Captain Crawford was in military charge of the San Carlos reservation. Micky Free was over there, too, as a sergeant of the Indian police. Lieutenant Gatewood was stationed in the Chiricahua camp at Turkey Creek, just as the general had promised. Maria Jilda took up a ranch; he said that he was tired of scouting and interpreting. Al Sieber, as chief of scouts, divided his time between San Carlos and Fort Apache; and where Archie MacIntosh went, Jimmie did not know.
But there was no opportunity for being lonesome at Fort Bowie. Pack-train duties kept a fellow hopping, if he tried to have a crack outfit—and the only outfits tolerated by the quarter-master’s department under General Crook were crack ones. Supplies had to be packed in from the railroad, fifteen miles, and there were scoutings and practice marches.
For the remainder of 1883 everything seemed to be quiet. Reports stated that Geronimo and all the Chiricahuas were farming and doing famously, and that the White Mountains, on the other side of Fort Apache, were getting rich by selling their barley and hay to the post and to the towns.
Then, as the months of 1884 rolled by, troubles appeared on the surface. The military and the Indian Bureau employes did not agree. The military officers, like Captain Crawford and Lieutenant Gatewood, had charge of the Chiricahua prisoners, but the Indian agent had charge of the other Indians. The military was obliged to keep order at San Carlos and the Fort Apache reservation, both, but the Indian agent had the authority to direct the farming. The Chiricahuas had been encouraged by General Crook to mingle with the peaceful White Mountains, and all the Indians preferred the soldiers to the civilians.
The White Mountains and Chiricahuas complained that they were not getting their rightful amount of meat from the agent. The man sent out to see, reported that they were getting everything.
Captain Crawford did not agree with the report. The Indian Bureau asked that he be removed. He demanded a court-martial. The court-martial found that he was honest and correct; and that the Apaches, instead of getting one thousand cows, had been assigned only six hundred poor ones, with the promise that the rest should be delivered “when required.”

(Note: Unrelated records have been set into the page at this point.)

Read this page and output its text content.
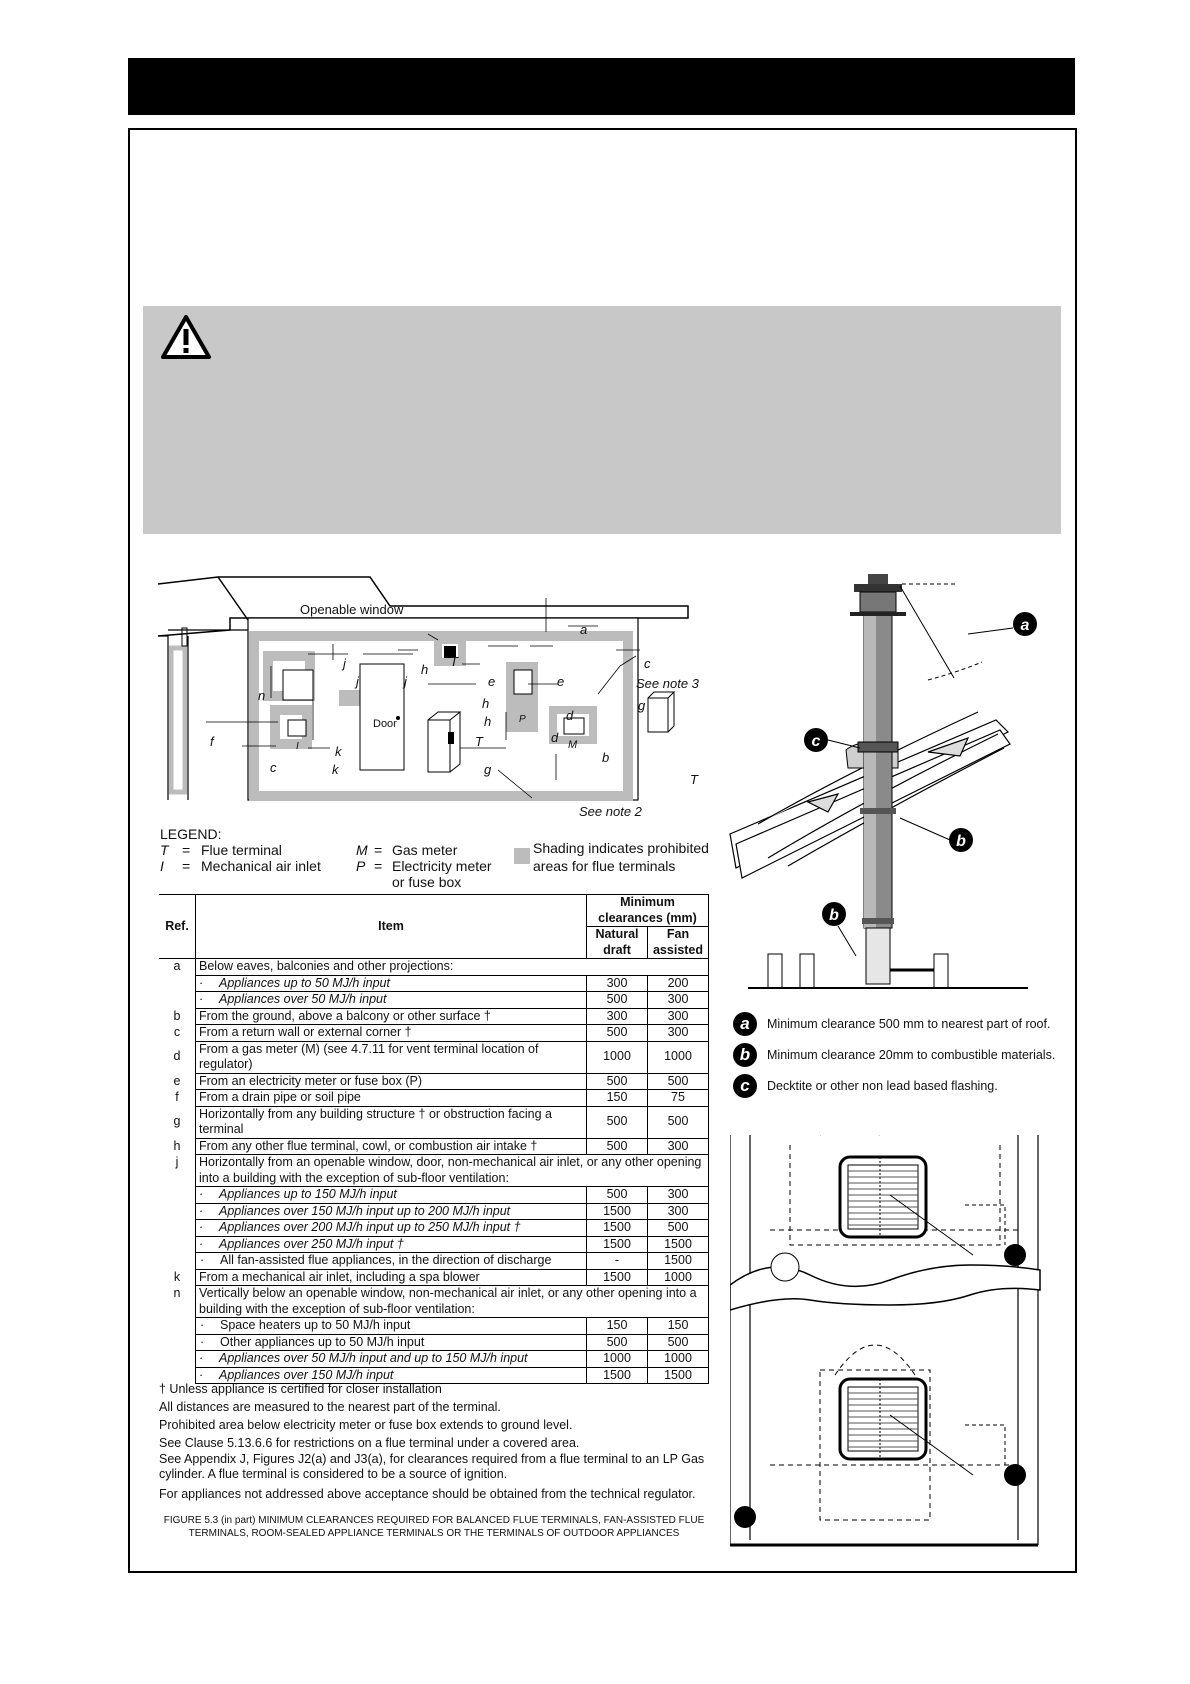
Openable window
Door
See note 3
See note 2
a
c
j
j	j
h
T
e	e
h
h
n
k
k
c
f	I
P	d
d M
b
g
g
T
T
LEGEND:
T = Flue terminal
I = Mechanical air inlet
M = Gas meter
P = Electricity meter
or fuse box
Shading indicates prohibited
areas for flue terminals
Ref.	Item	Minimum clearances (mm)	
		Natural draft	Fan assisted
a	Below eaves, balconies and other projections:		
	· Appliances up to 50 MJ/h input	300	200
	· Appliances over 50 MJ/h input	500	300
b	From the ground, above a balcony or other surface †	300	300
c	From a return wall or external corner †	500	300
d	From a gas meter (M) (see 4.7.11 for vent terminal location of regulator)	1000	1000
e	From an electricity meter or fuse box (P)	500	500
f	From a drain pipe or soil pipe	150	75
g	Horizontally from any building structure † or obstruction facing a terminal	500	500
h	From any other flue terminal, cowl, or combustion air intake †	500	300
j	Horizontally from an openable window, door, non-mechanical air inlet, or any other opening into a building with the exception of sub-floor ventilation:		
	· Appliances up to 150 MJ/h input	500	300
	· Appliances over 150 MJ/h input up to 200 MJ/h input	1500	300
	· Appliances over 200 MJ/h input up to 250 MJ/h input †	1500	500
	· Appliances over 250 MJ/h input †	1500	1500
	· All fan-assisted flue appliances, in the direction of discharge	-	1500
k	From a mechanical air inlet, including a spa blower	1500	1000
n	Vertically below an openable window, non-mechanical air inlet, or any other opening into a building with the exception of sub-floor ventilation:		
	· Space heaters up to 50 MJ/h input	150	150
	· Other appliances up to 50 MJ/h input	500	500
	· Appliances over 50 MJ/h input and up to 150 MJ/h input	1000	1000
	· Appliances over 150 MJ/h input	1500	1500

† Unless appliance is certified for closer installation

All distances are measured to the nearest part of the terminal.

Prohibited area below electricity meter or fuse box extends to ground level.

See Clause 5.13.6.6 for restrictions on a flue terminal under a covered area.

See Appendix J, Figures J2(a) and J3(a), for clearances required from a flue terminal to an LP Gas cylinder. A flue terminal is considered to be a source of ignition.

For appliances not addressed above acceptance should be obtained from the technical regulator.

FIGURE 5.3 (in part) MINIMUM CLEARANCES REQUIRED FOR BALANCED FLUE TERMINALS, FAN-ASSISTED FLUE TERMINALS, ROOM-SEALED APPLIANCE TERMINALS OR THE TERMINALS OF OUTDOOR APPLIANCES
a
c
b
b
a	Minimum clearance 500 mm to nearest part of roof.
b	Minimum clearance 20mm to combustible materials.
c	Decktite or other non lead based flashing.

But Captain Crawford was powerless in the matter, and the Apaches could not understand why there should be two fathers over them.
In May young chief Ka-e-ten-na went “bad.” He was the Mexican Apache chief who had surrendered; now he made ready to run away, with a band of other restless Chiricahuas, into Mexico again.
General Crook was at West Point, to address the graduating class there. However, Ka-e-ten-na was arrested by his own people, and was tried the same as a white man, and sentenced to be “shut up till he learned sense.” He was sent to the United States military prison on Alcatraz Island, in San Francisco Bay, for a year; and this proved a very good plan, the same as the cases of Santos and Pedro and old Miguel; because after he had seen how powerful the Americans were and what a great city they had, he was cured of wishing to live wild.
“He is only one, though,” said Micky Free, this fall, while at Bowie on a scouting trip with Tom Horn who was Al Sieber’s right-hand man. “Sibi thinks that all the Chiricahua would better be sent to prison. So does Tom. They have had a talk with Geronimo, and the only way to do is to send all the Chiricahua out of Arizona, quick.”